A larger concern among researchers is the question of how cellphones might affect children, who are now routine users of the devices from a very young age for the first time in history. But answering any of these questions remains methodologically fraught.
All the while, people’s phone habits and phones themselves are changing. Increased cellphone adoption among people of all ages is tempered, the authors of the International Journal of Epidemiology study wrote, by the fact that newer cellphones emit less radiofrequency waves than their predecessors. Possible health risks may also be mitigated by increased use of text messaging and video-calling functions—both of which keep a phone at arm’s length rather than right next to a person’s head.

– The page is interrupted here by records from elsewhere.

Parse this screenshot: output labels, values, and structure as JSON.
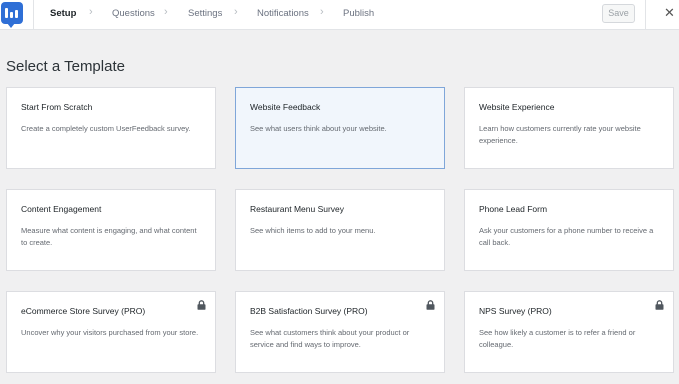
{
  "header": {
    "steps": [
      {
        "label": "Setup",
        "active": true
      },
      {
        "label": "Questions",
        "active": false
      },
      {
        "label": "Settings",
        "active": false
      },
      {
        "label": "Notifications",
        "active": false
      },
      {
        "label": "Publish",
        "active": false
      }
    ],
    "save_label": "Save",
    "close_icon": "close-icon",
    "logo_icon": "userfeedback-logo"
  },
  "page_title": "Select a Template",
  "colors": {
    "accent": "#2f6fd6",
    "selected_bg": "#f1f6fc",
    "selected_border": "#7fa6d9",
    "page_bg": "#f0f0f1"
  },
  "templates": [
    {
      "title": "Start From Scratch",
      "desc": "Create a completely custom UserFeedback survey.",
      "pro": false,
      "selected": false
    },
    {
      "title": "Website Feedback",
      "desc": "See what users think about your website.",
      "pro": false,
      "selected": true
    },
    {
      "title": "Website Experience",
      "desc": "Learn how customers currently rate your website experience.",
      "pro": false,
      "selected": false
    },
    {
      "title": "Content Engagement",
      "desc": "Measure what content is engaging, and what content to create.",
      "pro": false,
      "selected": false
    },
    {
      "title": "Restaurant Menu Survey",
      "desc": "See which items to add to your menu.",
      "pro": false,
      "selected": false
    },
    {
      "title": "Phone Lead Form",
      "desc": "Ask your customers for a phone number to receive a call back.",
      "pro": false,
      "selected": false
    },
    {
      "title": "eCommerce Store Survey (PRO)",
      "desc": "Uncover why your visitors purchased from your store.",
      "pro": true,
      "selected": false
    },
    {
      "title": "B2B Satisfaction Survey (PRO)",
      "desc": "See what customers think about your product or service and find ways to improve.",
      "pro": true,
      "selected": false
    },
    {
      "title": "NPS Survey (PRO)",
      "desc": "See how likely a customer is to refer a friend or colleague.",
      "pro": true,
      "selected": false
    }
  ]
}
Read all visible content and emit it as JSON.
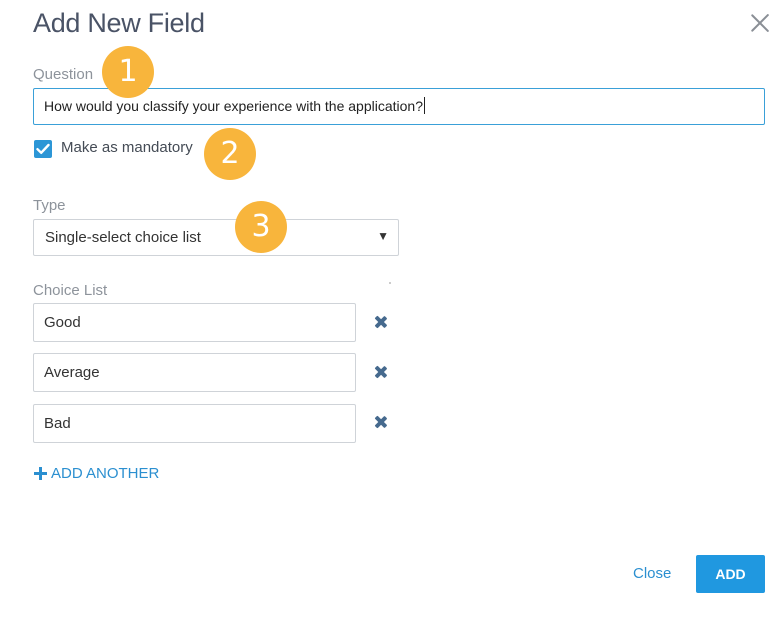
{
  "dialog": {
    "title": "Add New Field",
    "close_icon": "close-icon"
  },
  "question": {
    "label": "Question",
    "value": "How would you classify your experience with the application?"
  },
  "mandatory": {
    "label": "Make as mandatory",
    "checked": true
  },
  "type": {
    "label": "Type",
    "selected": "Single-select choice list"
  },
  "choices": {
    "label": "Choice List",
    "items": [
      "Good",
      "Average",
      "Bad"
    ],
    "remove_icon": "remove-icon"
  },
  "add_another": {
    "label": "ADD ANOTHER",
    "icon": "plus-icon"
  },
  "footer": {
    "close_label": "Close",
    "add_label": "ADD"
  },
  "badges": [
    "1",
    "2",
    "3"
  ],
  "colors": {
    "accent": "#2098e0",
    "badge": "#f8b53c",
    "remove_icon": "#466a8e"
  }
}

Because the data linking cellphone use and cancer is so murky, consumer health advocates say people should make regular use of hands-free calling options to reduce exposure to radiation; and carry their phones in a pocketbook or on a belt clip rather than keeping phones right up against their bodies, in a pocket. “This is particularly important when the cellular signal is weak—when your phone has only one bar, for example,” the writer Jeneen Interlandi wrote for Consumer Reports last year, “because phones may increase their power then to compensate.”
The Food and Drug Administration considers the cancer risk from cellphone radiation to be “probably very small,” it says on its website, but still unknown. The agency encourages hands-free use as a way to minimize exposure to radio-frequency emissions just in case.
Potential technological associations aside, McCain is in the typical demographic for a glioblastoma diagnosis. Such tumors increase in frequency with age, and affect more men than women, according to the American Brain Tumor Association.
Among adults who are treated for the most aggressive glioblastoma, the median survival rate is about 15 months—though a fraction of patients with glioblastoma may live five years or longer. McCain is reviewing his treatment options, according to a statement issued by his office, including a combination of chemotherapy and radiation.